CrossFit Rhabdo Rule No. 2 Know the symptoms and be proactive.
That afternoon, I noticed my arm swelling. I left immediately to see my doctor. Soon, I was in a room and my doctor came in, looked at my arms and told his intern to start drips in both of them, while also drawing blood. When I left that night, my creatine phosphokinase level – the measure of an enzyme in the blood – was 22,000 and rising. A normal, "safe" CPK level for athletes is less than 1,000. However, my kidney function test was not nearly as bad as expected. I had orders to return the next morning. When I did that, the doctor wanted to admit me to the hospital because my CPK had reached 47,000. I was still not having any symptoms other than the swelling, which was isolated to my arms. He agreed to do another kidney test and continue in-house IV fluids because it was not spreading to my lower body and I still didn’t have other symptoms like nausea, vomiting or brown urine. For five days, I went into the hospital for bags of fluids and tests. One week later, my CPK was down to 2,000.

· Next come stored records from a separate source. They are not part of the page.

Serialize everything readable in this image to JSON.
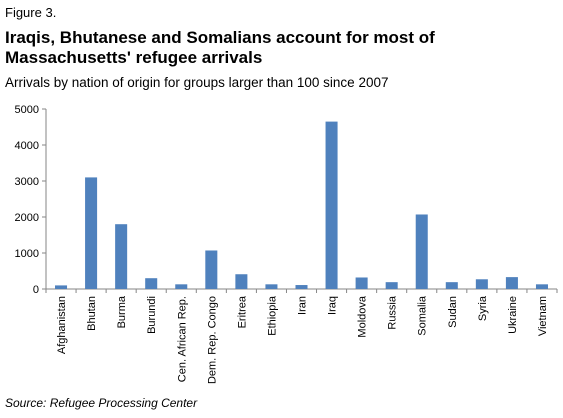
{
  "figure_label": "Figure 3.",
  "source": "Source: Refugee Processing Center",
  "chart_data": {
    "type": "bar",
    "title": "Iraqis, Bhutanese and Somalians account for most of Massachusetts' refugee arrivals",
    "subtitle": "Arrivals by nation of origin for groups larger than 100 since 2007",
    "xlabel": "",
    "ylabel": "",
    "categories": [
      "Afghanistan",
      "Bhutan",
      "Burma",
      "Burundi",
      "Cen. African Rep.",
      "Dem. Rep. Congo",
      "Eritrea",
      "Ethiopia",
      "Iran",
      "Iraq",
      "Moldova",
      "Russia",
      "Somalia",
      "Sudan",
      "Syria",
      "Ukraine",
      "Vietnam"
    ],
    "values": [
      100,
      3100,
      1800,
      300,
      130,
      1070,
      410,
      130,
      110,
      4650,
      320,
      190,
      2070,
      190,
      270,
      330,
      130
    ],
    "ylim": [
      0,
      5000
    ],
    "yticks": [
      0,
      1000,
      2000,
      3000,
      4000,
      5000
    ],
    "grid": false,
    "legend": "none",
    "bar_color": "#4f81bd"
  }
}
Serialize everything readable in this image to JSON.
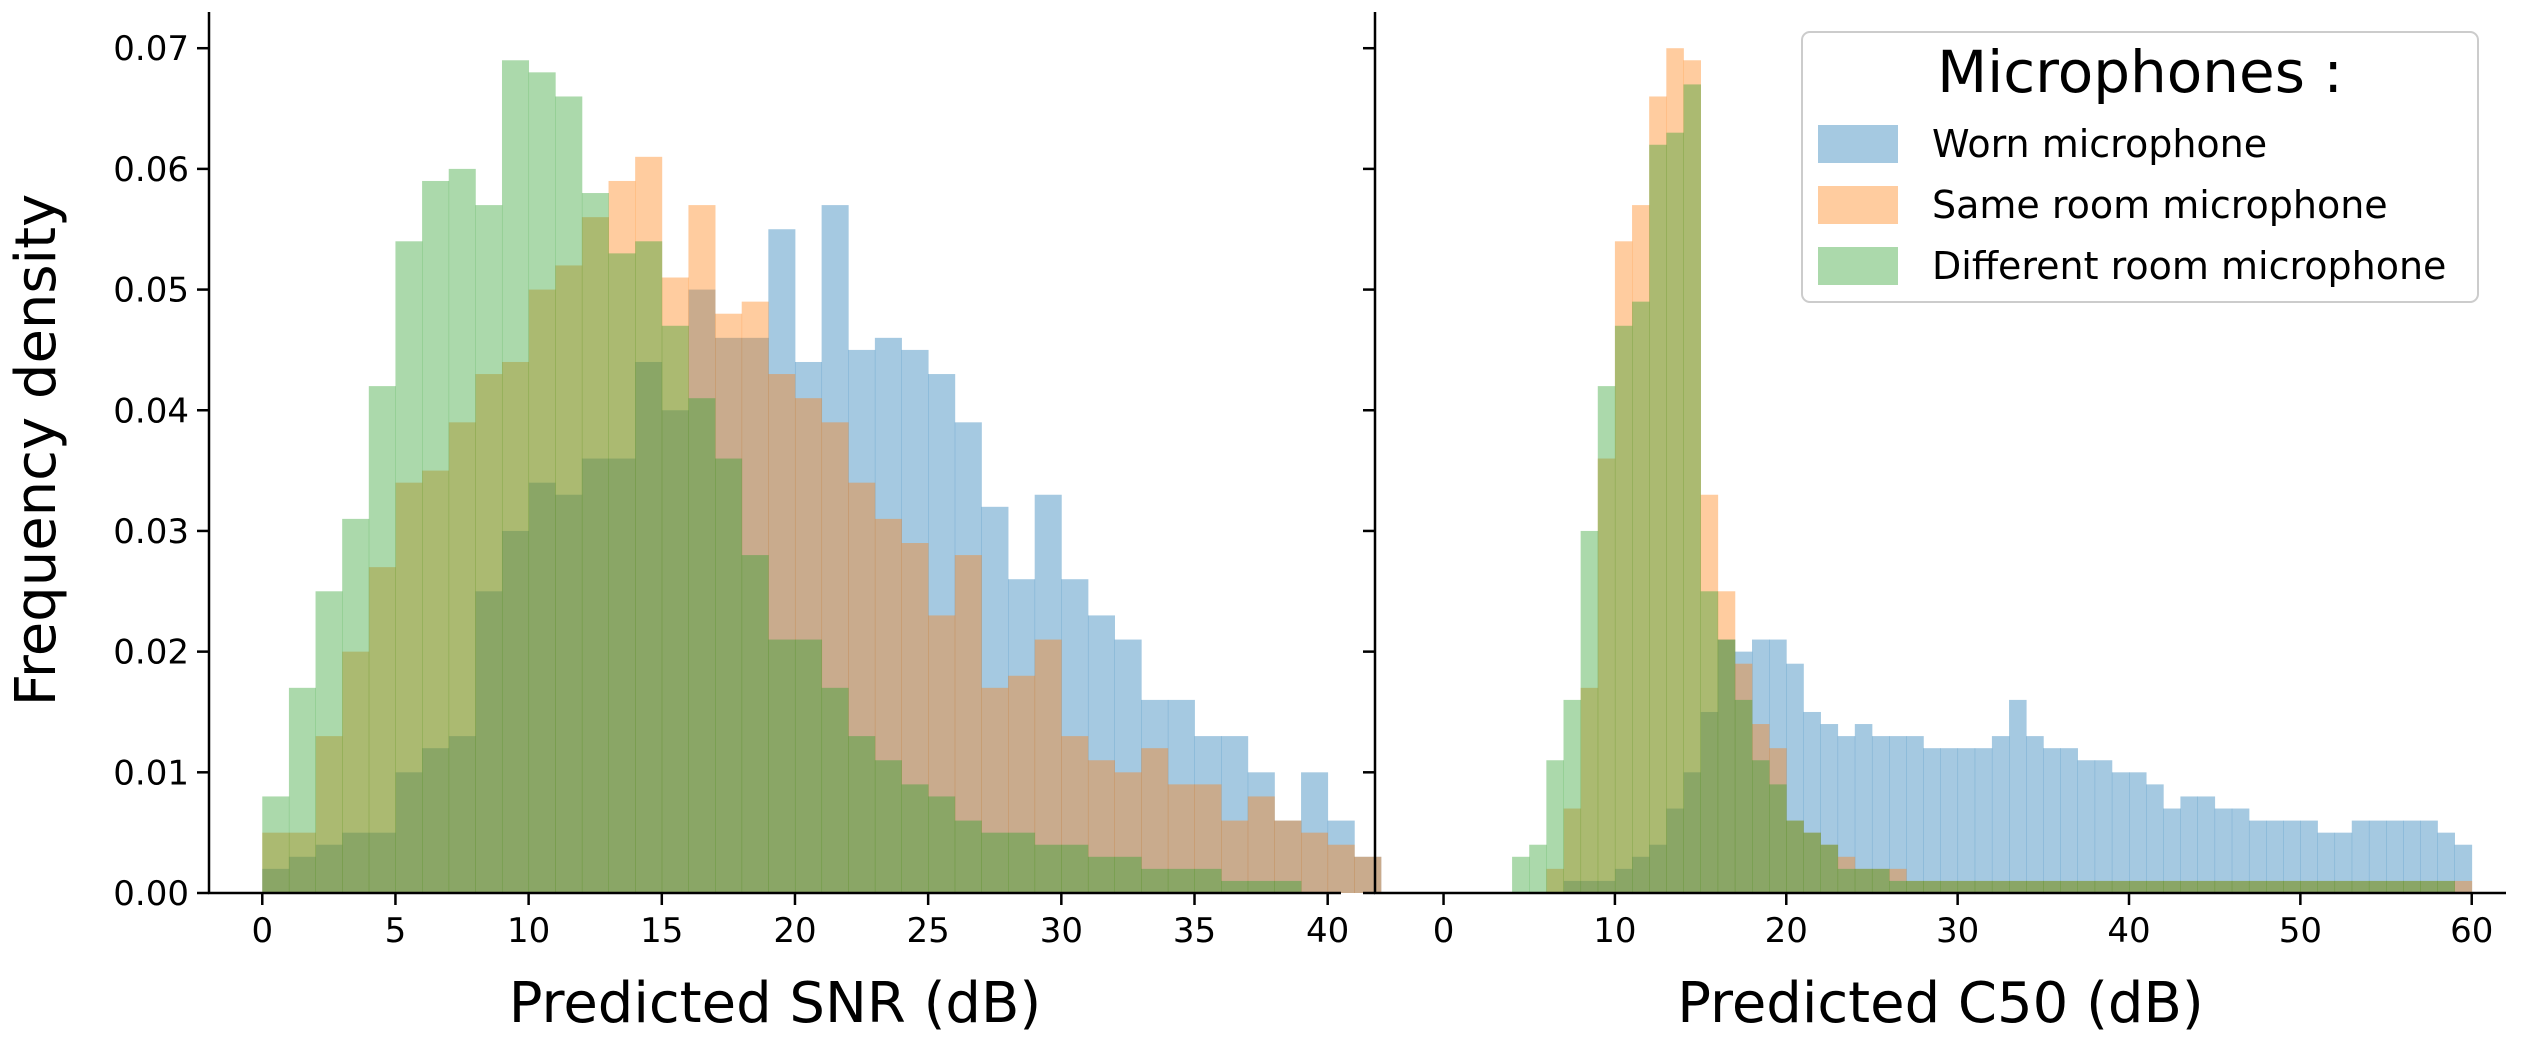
{
  "figure": {
    "ylabel": "Frequency density"
  },
  "legend": {
    "title": "Microphones :",
    "items": [
      {
        "label": "Worn microphone",
        "color": "#1f77b4"
      },
      {
        "label": "Same room microphone",
        "color": "#ff7f0e"
      },
      {
        "label": "Different room microphone",
        "color": "#2ca02c"
      }
    ]
  },
  "chart_data": [
    {
      "type": "bar",
      "subtype": "overlaid-histogram",
      "xlabel": "Predicted SNR (dB)",
      "ylabel": "Frequency density",
      "xlim": [
        -2,
        40.5
      ],
      "ylim": [
        0,
        0.073
      ],
      "xticks": [
        0,
        5,
        10,
        15,
        20,
        25,
        30,
        35,
        40
      ],
      "yticks": [
        0.0,
        0.01,
        0.02,
        0.03,
        0.04,
        0.05,
        0.06,
        0.07
      ],
      "ytick_labels": [
        "0.00",
        "0.01",
        "0.02",
        "0.03",
        "0.04",
        "0.05",
        "0.06",
        "0.07"
      ],
      "bin_start": 0,
      "bin_width": 1,
      "series": [
        {
          "name": "Worn microphone",
          "color": "#1f77b4",
          "opacity": 0.4,
          "values": [
            0.002,
            0.003,
            0.004,
            0.005,
            0.005,
            0.01,
            0.012,
            0.013,
            0.025,
            0.03,
            0.034,
            0.033,
            0.036,
            0.036,
            0.044,
            0.04,
            0.05,
            0.046,
            0.046,
            0.055,
            0.044,
            0.057,
            0.045,
            0.046,
            0.045,
            0.043,
            0.039,
            0.032,
            0.026,
            0.033,
            0.026,
            0.023,
            0.021,
            0.016,
            0.016,
            0.013,
            0.013,
            0.01,
            0.006,
            0.01,
            0.006,
            0.003
          ]
        },
        {
          "name": "Same room microphone",
          "color": "#ff7f0e",
          "opacity": 0.4,
          "values": [
            0.005,
            0.005,
            0.013,
            0.02,
            0.027,
            0.034,
            0.035,
            0.039,
            0.043,
            0.044,
            0.05,
            0.052,
            0.056,
            0.059,
            0.061,
            0.051,
            0.057,
            0.048,
            0.049,
            0.043,
            0.041,
            0.039,
            0.034,
            0.031,
            0.029,
            0.023,
            0.028,
            0.017,
            0.018,
            0.021,
            0.013,
            0.011,
            0.01,
            0.012,
            0.009,
            0.009,
            0.006,
            0.008,
            0.006,
            0.005,
            0.004,
            0.003
          ]
        },
        {
          "name": "Different room microphone",
          "color": "#2ca02c",
          "opacity": 0.4,
          "values": [
            0.008,
            0.017,
            0.025,
            0.031,
            0.042,
            0.054,
            0.059,
            0.06,
            0.057,
            0.069,
            0.068,
            0.066,
            0.058,
            0.053,
            0.054,
            0.047,
            0.041,
            0.036,
            0.028,
            0.021,
            0.021,
            0.017,
            0.013,
            0.011,
            0.009,
            0.008,
            0.006,
            0.005,
            0.005,
            0.004,
            0.004,
            0.003,
            0.003,
            0.002,
            0.002,
            0.002,
            0.001,
            0.001,
            0.001,
            0.0,
            0.0,
            0.0
          ]
        }
      ]
    },
    {
      "type": "bar",
      "subtype": "overlaid-histogram",
      "xlabel": "Predicted C50 (dB)",
      "xlim": [
        -4,
        62
      ],
      "ylim": [
        0,
        0.073
      ],
      "xticks": [
        0,
        10,
        20,
        30,
        40,
        50,
        60
      ],
      "yticks": [
        0.0,
        0.01,
        0.02,
        0.03,
        0.04,
        0.05,
        0.06,
        0.07
      ],
      "ytick_labels": [],
      "bin_start": 0,
      "bin_width": 1,
      "series": [
        {
          "name": "Worn microphone",
          "color": "#1f77b4",
          "opacity": 0.4,
          "values": [
            0.0,
            0.0,
            0.0,
            0.0,
            0.0,
            0.0,
            0.0,
            0.001,
            0.001,
            0.001,
            0.002,
            0.003,
            0.004,
            0.007,
            0.01,
            0.015,
            0.021,
            0.02,
            0.021,
            0.021,
            0.019,
            0.015,
            0.014,
            0.013,
            0.014,
            0.013,
            0.013,
            0.013,
            0.012,
            0.012,
            0.012,
            0.012,
            0.013,
            0.016,
            0.013,
            0.012,
            0.012,
            0.011,
            0.011,
            0.01,
            0.01,
            0.009,
            0.007,
            0.008,
            0.008,
            0.007,
            0.007,
            0.006,
            0.006,
            0.006,
            0.006,
            0.005,
            0.005,
            0.006,
            0.006,
            0.006,
            0.006,
            0.006,
            0.005,
            0.004
          ]
        },
        {
          "name": "Same room microphone",
          "color": "#ff7f0e",
          "opacity": 0.4,
          "values": [
            0.0,
            0.0,
            0.0,
            0.0,
            0.0,
            0.0,
            0.002,
            0.007,
            0.017,
            0.036,
            0.054,
            0.057,
            0.066,
            0.07,
            0.069,
            0.033,
            0.025,
            0.019,
            0.014,
            0.012,
            0.006,
            0.005,
            0.004,
            0.003,
            0.002,
            0.002,
            0.002,
            0.001,
            0.001,
            0.001,
            0.001,
            0.001,
            0.001,
            0.001,
            0.001,
            0.001,
            0.001,
            0.001,
            0.001,
            0.001,
            0.001,
            0.001,
            0.001,
            0.001,
            0.001,
            0.001,
            0.001,
            0.001,
            0.001,
            0.001,
            0.001,
            0.001,
            0.001,
            0.001,
            0.001,
            0.001,
            0.001,
            0.001,
            0.001,
            0.001
          ]
        },
        {
          "name": "Different room microphone",
          "color": "#2ca02c",
          "opacity": 0.4,
          "values": [
            0.0,
            0.0,
            0.0,
            0.0,
            0.003,
            0.004,
            0.011,
            0.016,
            0.03,
            0.042,
            0.047,
            0.049,
            0.062,
            0.063,
            0.067,
            0.025,
            0.021,
            0.016,
            0.011,
            0.009,
            0.006,
            0.005,
            0.004,
            0.002,
            0.002,
            0.002,
            0.001,
            0.001,
            0.001,
            0.001,
            0.001,
            0.001,
            0.001,
            0.001,
            0.001,
            0.001,
            0.001,
            0.001,
            0.001,
            0.001,
            0.001,
            0.001,
            0.001,
            0.001,
            0.001,
            0.001,
            0.001,
            0.001,
            0.001,
            0.001,
            0.001,
            0.001,
            0.001,
            0.001,
            0.001,
            0.001,
            0.001,
            0.001,
            0.001,
            0.0
          ]
        }
      ]
    }
  ]
}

CrossFit Rhabdo Rule No. 3 Be realistic about goals and limits.
My doctor was very clear in his directions. I developed rhabdo from combining marathon training with increasing fitness goals in CrossFit. I could do both, but I had to find a balance between them. Ten weeks later, I crossed a marathon finish line. Three years later, I’m still running and still going to CrossFit. I know my limits. I know it could happen again. But I know the symptoms and I trust my trainer.
The point I really want to make is this: Rhabdo can be dangerous. Running with diabetes can be dangerous. Playing football can be dangerous. Endurance hiking can be dangerous. It is up to each individual to determine if the risk outweighs the rewards. Also, CrossFit is not trying to hide rhabdo out in the guest house. The company parades it out on the front porch wearing a feather boa, singing show tunes and drinking a mojito.